By Cal Orey
Triangle scones, big and small, can be found at coffee shops abound like our Starbucks—and you can make these semi-biscuit treats yourself, too. This time around, I switched it up and gave my scone recipe a makeover. I changed some basic ingredients, and used different add-ons for a new, springtime Easter flair. A few years ago...
The day before Easter Sunday, I was booked at the Roseville Barnes and Noble bookstore for a lecture/signing. I offered a giveaway of Easter candy chocolate eggs and bars; I bought scones for my Easter treat. In between talking to customers, I longed to be with my two dogs kenneled through the holiday. After a few hours, I fled and played beat the clock. Traffic was heavy. I called the attendant and begged. “Please wait. I think I can make it in time.” It was close. I sensed the challenge was worth the effort. At six p.m., I ran to the back door. Mission accomplished. I did it. I rescued my happy canine duo, both Brittany and Aussie wagging their docked tails and smiling. The reward: I’d be with my boys on Sunday; I recall savoring leftover scones from the bookstore in the company of my two best friends.

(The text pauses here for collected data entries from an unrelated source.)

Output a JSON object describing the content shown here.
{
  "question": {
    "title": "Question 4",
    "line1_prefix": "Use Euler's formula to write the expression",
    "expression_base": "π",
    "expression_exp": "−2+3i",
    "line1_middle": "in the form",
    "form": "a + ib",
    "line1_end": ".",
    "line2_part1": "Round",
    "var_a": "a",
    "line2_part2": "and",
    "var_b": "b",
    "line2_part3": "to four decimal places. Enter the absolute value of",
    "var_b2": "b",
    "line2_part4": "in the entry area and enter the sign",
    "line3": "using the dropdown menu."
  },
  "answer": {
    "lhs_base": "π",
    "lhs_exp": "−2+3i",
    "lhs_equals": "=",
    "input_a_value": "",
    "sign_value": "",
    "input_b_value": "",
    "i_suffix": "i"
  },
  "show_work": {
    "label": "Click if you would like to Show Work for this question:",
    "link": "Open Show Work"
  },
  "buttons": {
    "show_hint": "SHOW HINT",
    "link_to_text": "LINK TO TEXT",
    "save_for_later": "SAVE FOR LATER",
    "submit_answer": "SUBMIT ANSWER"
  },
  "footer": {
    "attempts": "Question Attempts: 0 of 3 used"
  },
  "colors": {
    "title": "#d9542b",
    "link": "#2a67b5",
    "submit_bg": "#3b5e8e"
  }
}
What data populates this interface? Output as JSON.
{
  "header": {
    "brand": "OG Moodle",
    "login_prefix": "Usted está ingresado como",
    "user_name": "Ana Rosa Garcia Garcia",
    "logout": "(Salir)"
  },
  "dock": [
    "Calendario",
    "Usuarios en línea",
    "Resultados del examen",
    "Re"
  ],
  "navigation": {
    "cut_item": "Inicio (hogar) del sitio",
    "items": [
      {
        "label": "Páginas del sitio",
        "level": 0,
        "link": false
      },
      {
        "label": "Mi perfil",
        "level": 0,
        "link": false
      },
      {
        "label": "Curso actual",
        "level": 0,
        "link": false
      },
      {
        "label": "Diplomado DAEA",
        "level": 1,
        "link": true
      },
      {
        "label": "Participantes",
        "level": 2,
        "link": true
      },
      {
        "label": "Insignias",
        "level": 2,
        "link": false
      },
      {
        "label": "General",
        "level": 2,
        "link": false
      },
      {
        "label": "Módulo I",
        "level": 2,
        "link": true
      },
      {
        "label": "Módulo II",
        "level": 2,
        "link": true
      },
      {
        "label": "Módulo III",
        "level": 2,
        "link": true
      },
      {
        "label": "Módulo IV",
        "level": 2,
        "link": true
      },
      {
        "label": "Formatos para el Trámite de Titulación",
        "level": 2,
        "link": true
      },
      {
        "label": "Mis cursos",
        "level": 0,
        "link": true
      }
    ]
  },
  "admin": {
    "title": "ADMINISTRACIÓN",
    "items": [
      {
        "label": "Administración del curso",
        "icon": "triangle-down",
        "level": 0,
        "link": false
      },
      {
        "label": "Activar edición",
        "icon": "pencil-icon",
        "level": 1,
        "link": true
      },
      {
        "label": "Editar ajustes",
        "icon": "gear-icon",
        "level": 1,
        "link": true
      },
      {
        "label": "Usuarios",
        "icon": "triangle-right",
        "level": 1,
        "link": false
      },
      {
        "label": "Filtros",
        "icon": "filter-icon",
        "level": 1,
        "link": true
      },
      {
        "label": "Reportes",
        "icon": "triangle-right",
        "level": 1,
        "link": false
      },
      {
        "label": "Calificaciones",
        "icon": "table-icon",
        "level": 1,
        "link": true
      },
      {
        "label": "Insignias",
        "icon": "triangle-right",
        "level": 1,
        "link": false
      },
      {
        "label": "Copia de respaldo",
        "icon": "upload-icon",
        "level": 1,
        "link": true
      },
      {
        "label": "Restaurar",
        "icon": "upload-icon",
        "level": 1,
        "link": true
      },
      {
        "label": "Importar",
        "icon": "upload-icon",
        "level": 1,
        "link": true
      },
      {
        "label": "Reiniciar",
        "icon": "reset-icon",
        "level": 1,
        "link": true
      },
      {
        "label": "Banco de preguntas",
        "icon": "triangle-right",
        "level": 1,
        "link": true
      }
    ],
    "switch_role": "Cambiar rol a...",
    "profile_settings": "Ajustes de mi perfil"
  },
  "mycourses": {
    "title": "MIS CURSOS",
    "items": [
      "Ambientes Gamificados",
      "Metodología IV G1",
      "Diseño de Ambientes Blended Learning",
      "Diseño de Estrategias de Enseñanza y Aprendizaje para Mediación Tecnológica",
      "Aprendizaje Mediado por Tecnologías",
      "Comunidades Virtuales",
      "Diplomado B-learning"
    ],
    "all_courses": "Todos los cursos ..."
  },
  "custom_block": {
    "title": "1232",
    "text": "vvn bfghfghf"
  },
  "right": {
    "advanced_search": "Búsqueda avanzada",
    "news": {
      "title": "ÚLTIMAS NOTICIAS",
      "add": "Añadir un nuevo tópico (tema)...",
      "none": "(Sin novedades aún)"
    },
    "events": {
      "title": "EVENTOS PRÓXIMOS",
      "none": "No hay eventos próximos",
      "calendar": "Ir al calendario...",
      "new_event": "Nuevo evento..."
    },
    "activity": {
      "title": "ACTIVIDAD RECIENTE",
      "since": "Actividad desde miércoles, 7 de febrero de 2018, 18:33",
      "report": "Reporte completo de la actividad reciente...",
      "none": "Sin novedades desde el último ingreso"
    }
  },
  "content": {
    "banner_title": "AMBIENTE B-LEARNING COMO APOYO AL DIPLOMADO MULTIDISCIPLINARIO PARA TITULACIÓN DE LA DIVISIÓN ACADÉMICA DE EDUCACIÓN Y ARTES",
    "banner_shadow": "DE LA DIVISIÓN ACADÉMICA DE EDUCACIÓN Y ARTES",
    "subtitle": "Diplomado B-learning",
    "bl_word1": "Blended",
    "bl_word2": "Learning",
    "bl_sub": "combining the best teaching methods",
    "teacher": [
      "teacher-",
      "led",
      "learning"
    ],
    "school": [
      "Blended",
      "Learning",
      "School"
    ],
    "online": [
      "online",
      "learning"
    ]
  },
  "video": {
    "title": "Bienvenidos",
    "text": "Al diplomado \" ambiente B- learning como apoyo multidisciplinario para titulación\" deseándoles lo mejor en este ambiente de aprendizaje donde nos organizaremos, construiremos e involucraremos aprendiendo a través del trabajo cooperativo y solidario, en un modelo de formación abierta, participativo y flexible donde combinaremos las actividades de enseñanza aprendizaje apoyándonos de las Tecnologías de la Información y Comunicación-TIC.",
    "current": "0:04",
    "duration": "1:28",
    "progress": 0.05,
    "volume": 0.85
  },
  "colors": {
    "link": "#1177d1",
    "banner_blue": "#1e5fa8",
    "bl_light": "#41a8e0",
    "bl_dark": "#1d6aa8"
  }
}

Ready made scones are good but homemade scones are rustic good. At the store I saw a bag of self-rising flour and wanted to try it and see if it makes the scones thicker and tender. Accidentally, I grabbed a package of premium white chocolate chips instead of dark chocolate—but it was meant to be for a lighter flavor and look.
2 ¾ self-rising bleached flour
3 tablespoons granulated sugar
Dash of cinnamon
1/2 cup European style butter (cold, small cubes)
1 brown egg
1 cup reduced fat cultured buttermilk, 2 % milkfat
2 teaspoons pure vanilla extract
1 tablespoon fresh orange rind, grated
2 tablespoons juice from 1 orange
3/4-1 cup choc-au-lait vanilla milk chips
¼ cup all-purpose flour
Raw sugar for sprinkling
Marmalade, jam, cream cheese, or honey for topping

I’ve made fruity and savory scones but vanilla milk chips and citrusy notes are perfect for the season of renewal. The self-rising flour did indeed give these scones height and a fresh chewy cookie texture with a light crispy crunch. This Easter I’ll be with the dog and cat, and enjoy these special scones with coffee in the morning and herbal tea in the afternoon.